I did do that but I keep getting the wrong answer

Reply 7

RogerOxon

Original post by jungkook123

what would v be in question a? 0?

For a:

v is the final speed, at s=30m (+20 to -10), and is 25m/s. a is the acceleration due to gravity, which is ~10m/s^2 (I don't know what you were told to take this as). I'm taking down as the positive direction, with s=0 being the initial point, so that all my numbers should be positive.

Hint: For a, use

v^2=u^2+2as

and solve for

u

Reply 8

RogerOxon

Original post by jungkook123

I did do that but I keep getting the wrong answer

Please post your working.

Reply 9

sonia05

Original post by RogerOxon

v^2=u^2+2as

and solve for

u

I finally got the answer, thank you sm!!!!!

Reply 10

RogerOxon

Original post by jungkook123

I finally got the answer, thank you sm!!!!!

Good. Did you see that you get two answers for u? Do you understand why?

Have you done part b?

Reply 11

sonia05

Original post by RogerOxon

Good. Did you see that you get two answers for u? Do you understand why?

Have you done part b?

no I only got one answer for u which was 6.08, I haven't done part b yet

Reply 12

RogerOxon

Original post by jungkook123

no I only got one answer for u which was 6.08, I haven't done part b yet

Your answer is correct, so I'll post the working:

v^2=u^2-2as

\therefore u^2=v^2-2as={25}^2-2*9.80665*30=36.601

[text]\therefore u=\pm 6.05 m{s}^{-1} (3 s.f.)

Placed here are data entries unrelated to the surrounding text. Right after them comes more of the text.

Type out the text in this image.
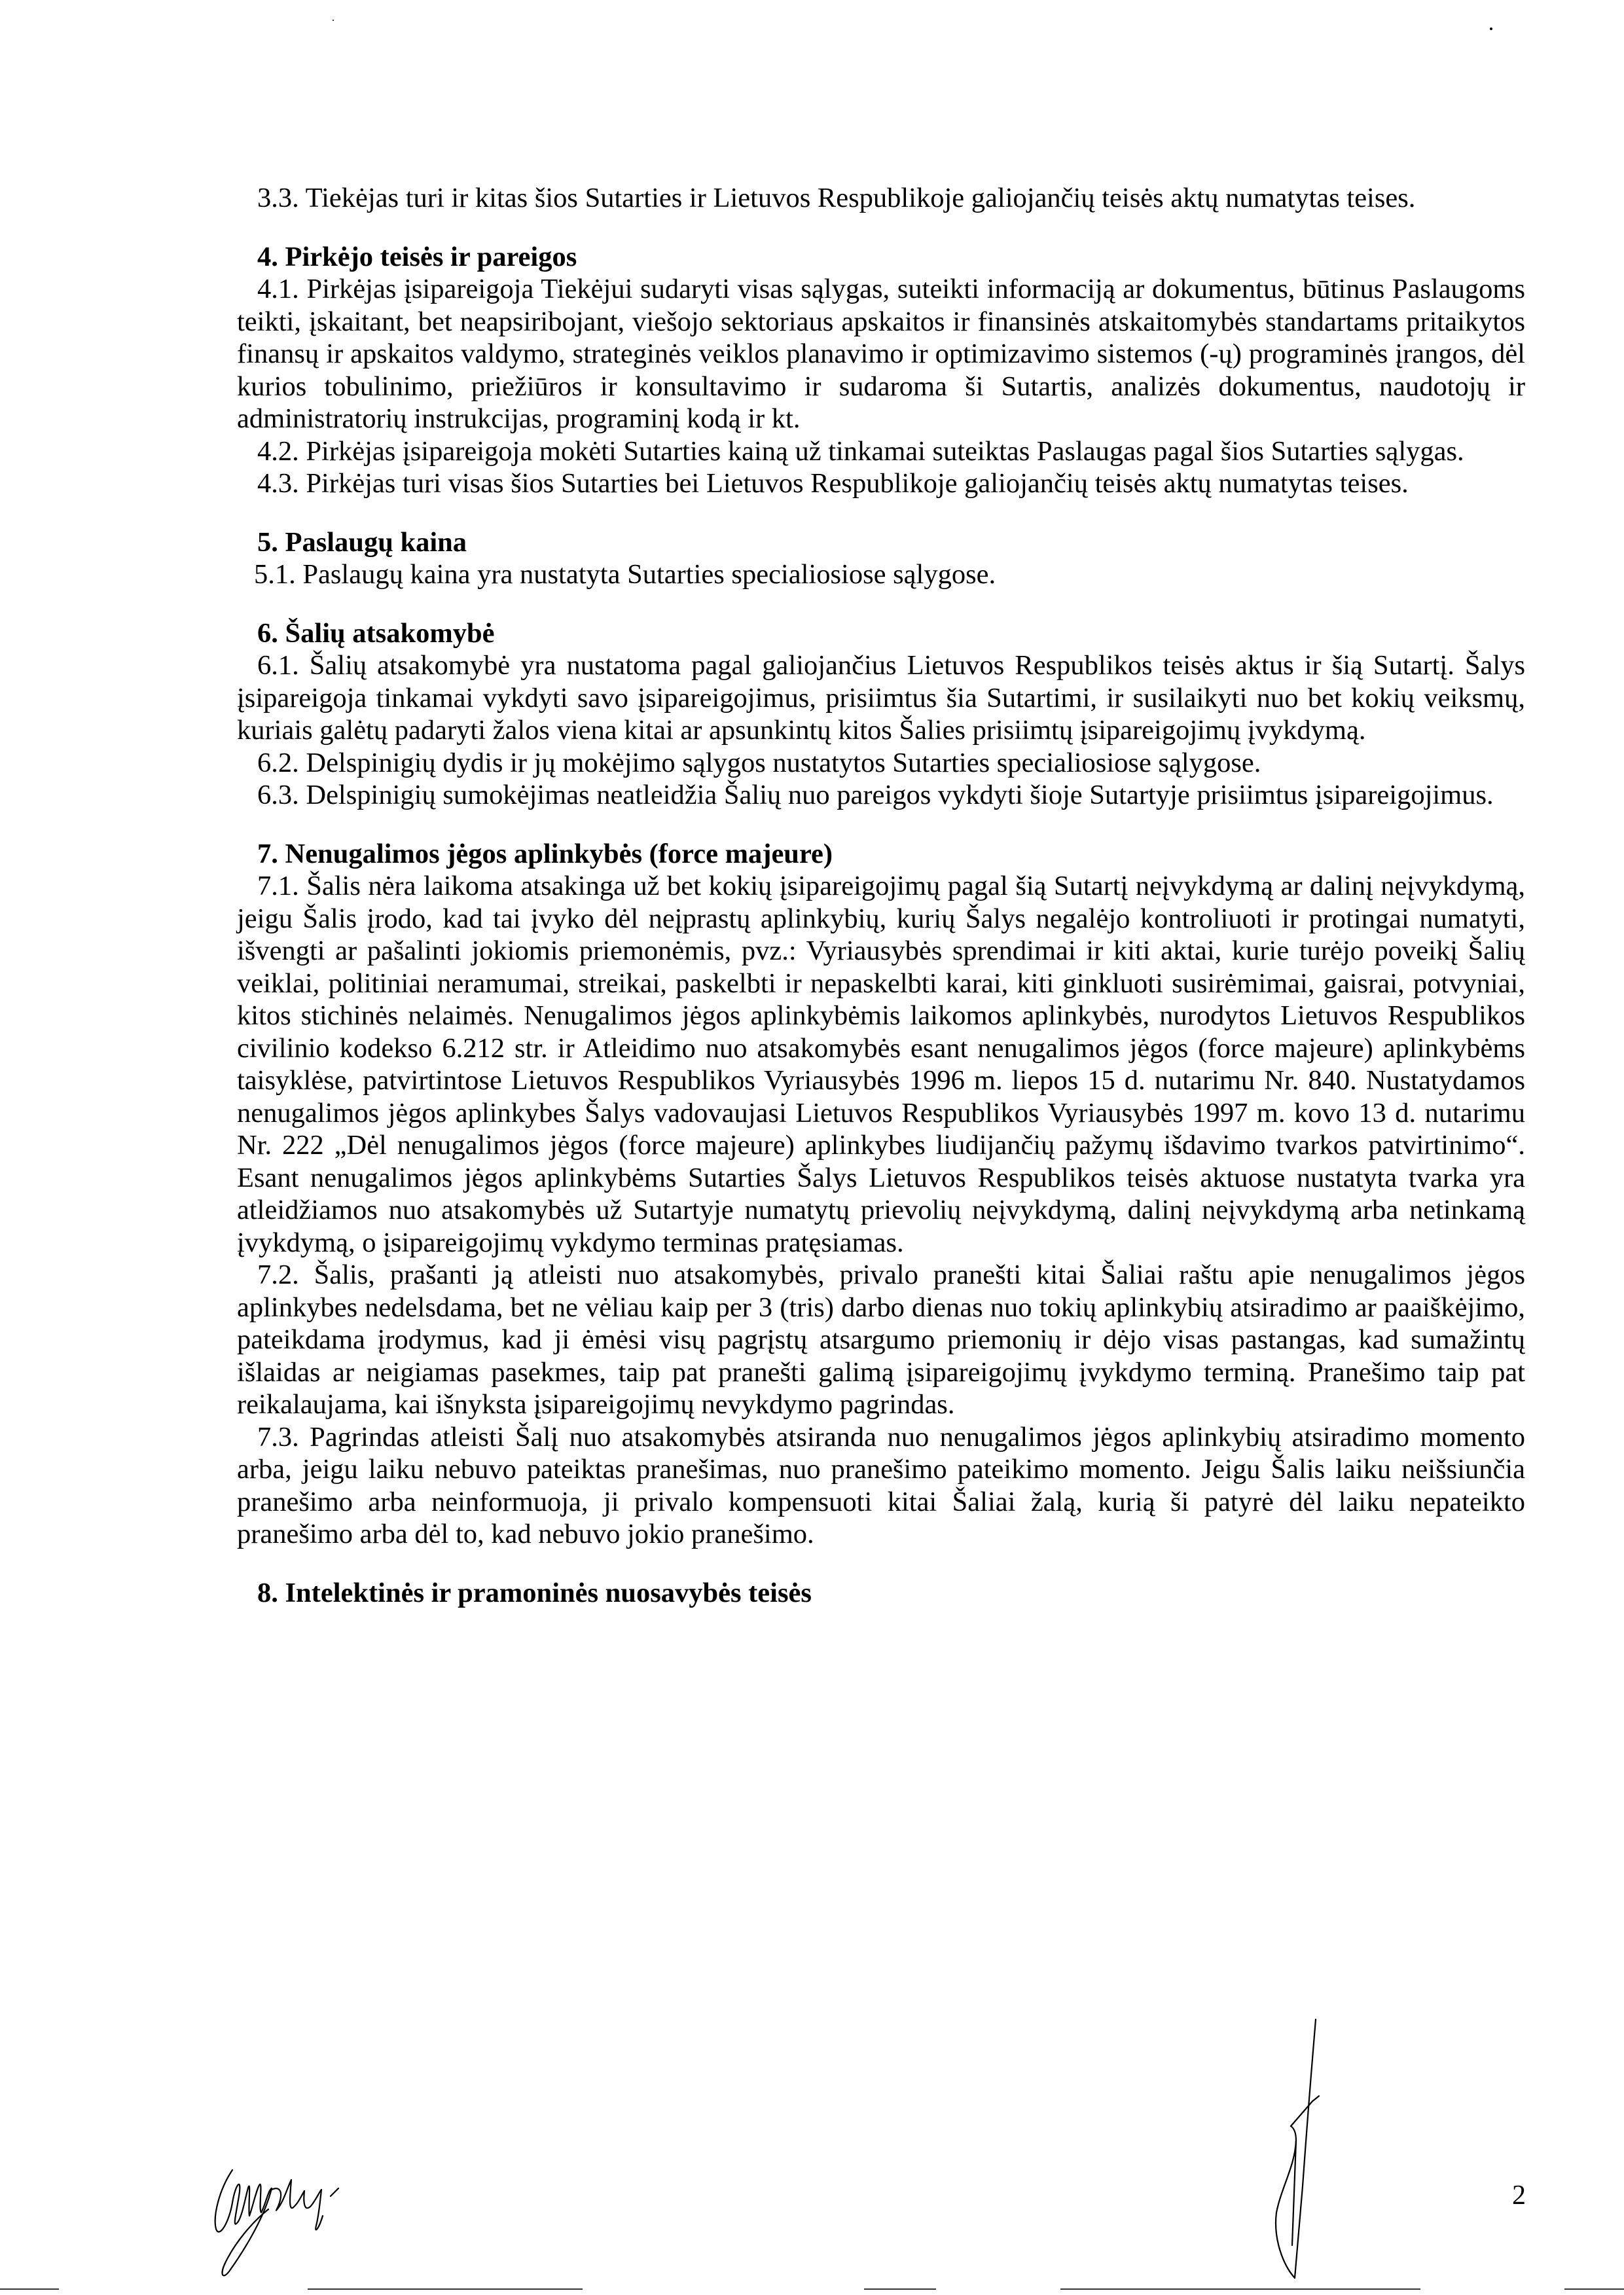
3.3. Tiekėjas turi ir kitas šios Sutarties ir Lietuvos Respublikoje galiojančių teisės aktų numatytas teises.

4. Pirkėjo teisės ir pareigos

4.1. Pirkėjas įsipareigoja Tiekėjui sudaryti visas sąlygas, suteikti informaciją ar dokumentus, būtinus Paslaugoms teikti, įskaitant, bet neapsiribojant, viešojo sektoriaus apskaitos ir finansinės atskaitomybės standartams pritaikytos finansų ir apskaitos valdymo, strateginės veiklos planavimo ir optimizavimo sistemos (-ų) programinės įrangos, dėl kurios tobulinimo, priežiūros ir konsultavimo ir sudaroma ši Sutartis, analizės dokumentus, naudotojų ir administratorių instrukcijas, programinį kodą ir kt.

4.2. Pirkėjas įsipareigoja mokėti Sutarties kainą už tinkamai suteiktas Paslaugas pagal šios Sutarties sąlygas.

4.3. Pirkėjas turi visas šios Sutarties bei Lietuvos Respublikoje galiojančių teisės aktų numatytas teises.

5. Paslaugų kaina

5.1. Paslaugų kaina yra nustatyta Sutarties specialiosiose sąlygose.

6. Šalių atsakomybė

6.1. Šalių atsakomybė yra nustatoma pagal galiojančius Lietuvos Respublikos teisės aktus ir šią Sutartį. Šalys įsipareigoja tinkamai vykdyti savo įsipareigojimus, prisiimtus šia Sutartimi, ir susilaikyti nuo bet kokių veiksmų, kuriais galėtų padaryti žalos viena kitai ar apsunkintų kitos Šalies prisiimtų įsipareigojimų įvykdymą.

6.2. Delspinigių dydis ir jų mokėjimo sąlygos nustatytos Sutarties specialiosiose sąlygose.

6.3. Delspinigių sumokėjimas neatleidžia Šalių nuo pareigos vykdyti šioje Sutartyje prisiimtus įsipareigojimus.

7. Nenugalimos jėgos aplinkybės (force majeure)

7.1. Šalis nėra laikoma atsakinga už bet kokių įsipareigojimų pagal šią Sutartį neįvykdymą ar dalinį neįvykdymą, jeigu Šalis įrodo, kad tai įvyko dėl neįprastų aplinkybių, kurių Šalys negalėjo kontroliuoti ir protingai numatyti, išvengti ar pašalinti jokiomis priemonėmis, pvz.: Vyriausybės sprendimai ir kiti aktai, kurie turėjo poveikį Šalių veiklai, politiniai neramumai, streikai, paskelbti ir nepaskelbti karai, kiti ginkluoti susirėmimai, gaisrai, potvyniai, kitos stichinės nelaimės. Nenugalimos jėgos aplinkybėmis laikomos aplinkybės, nurodytos Lietuvos Respublikos civilinio kodekso 6.212 str. ir Atleidimo nuo atsakomybės esant nenugalimos jėgos (force majeure) aplinkybėms taisyklėse, patvirtintose Lietuvos Respublikos Vyriausybės 1996 m. liepos 15 d. nutarimu Nr. 840. Nustatydamos nenugalimos jėgos aplinkybes Šalys vadovaujasi Lietuvos Respublikos Vyriausybės 1997 m. kovo 13 d. nutarimu Nr. 222 „Dėl nenugalimos jėgos (force majeure) aplinkybes liudijančių pažymų išdavimo tvarkos patvirtinimo“. Esant nenugalimos jėgos aplinkybėms Sutarties Šalys Lietuvos Respublikos teisės aktuose nustatyta tvarka yra atleidžiamos nuo atsakomybės už Sutartyje numatytų prievolių neįvykdymą, dalinį neįvykdymą arba netinkamą įvykdymą, o įsipareigojimų vykdymo terminas pratęsiamas.

7.2. Šalis, prašanti ją atleisti nuo atsakomybės, privalo pranešti kitai Šaliai raštu apie nenugalimos jėgos aplinkybes nedelsdama, bet ne vėliau kaip per 3 (tris) darbo dienas nuo tokių aplinkybių atsiradimo ar paaiškėjimo, pateikdama įrodymus, kad ji ėmėsi visų pagrįstų atsargumo priemonių ir dėjo visas pastangas, kad sumažintų išlaidas ar neigiamas pasekmes, taip pat pranešti galimą įsipareigojimų įvykdymo terminą. Pranešimo taip pat reikalaujama, kai išnyksta įsipareigojimų nevykdymo pagrindas.

7.3. Pagrindas atleisti Šalį nuo atsakomybės atsiranda nuo nenugalimos jėgos aplinkybių atsiradimo momento arba, jeigu laiku nebuvo pateiktas pranešimas, nuo pranešimo pateikimo momento. Jeigu Šalis laiku neišsiunčia pranešimo arba neinformuoja, ji privalo kompensuoti kitai Šaliai žalą, kurią ši patyrė dėl laiku nepateikto pranešimo arba dėl to, kad nebuvo jokio pranešimo.

8. Intelektinės ir pramoninės nuosavybės teisės

2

We're told that the carriage is projected downwards, so can ignore the negative result. It's useful to understand it though. If you throw something upwards, with only gravity acting upon it, it later will pass through the initial point with the same speed, but in the other direction. The negative result here is telling you that, if you projected the carriage upwards at the same speed, it would later pass the initial point at the same speed downwards, so either initial speed is a solution to the equation.

Reply 13

sonia05

Original post by RogerOxon

Your answer is correct, so I'll post the working:

v^2=u^2-2as

\therefore u^2=v^2-2as={25}^2-2*9.80665*30=36.601

[text]\therefore u=\pm 6.05 m{s}^{-1}

(3 s.f.)

We're told that the carriage is projected downwards, so can ignore the negative result. It's useful to understand it though. If you throw something upwards, with only gravity acting upon it, it later will pass through the initial point with the same speed, but in the other direction. The negative result here is telling you that, if you projected the carriage upwards at the same speed, it would later pass the initial point at the same speed downwards, so either initial speed is a solution to the equation.
you were a big help, thank u sm again

Reply 14

RogerOxon

Original post by jungkook123

I haven't done part b yet

We now have the initial speed, u, from part a. We know s (distance from the initial point to the ground) and a. We don't know v (the speed at ground level), You need to choose a SUVAT equation that has only s, u, a and t, then solve for t.

Again, you will get two solutions, of which one will be negative. If you draw a graph of displacement verses time, you will see why. For the maths t=0 isn't some special value, but it is practically, as the carriage wasn't moving before it.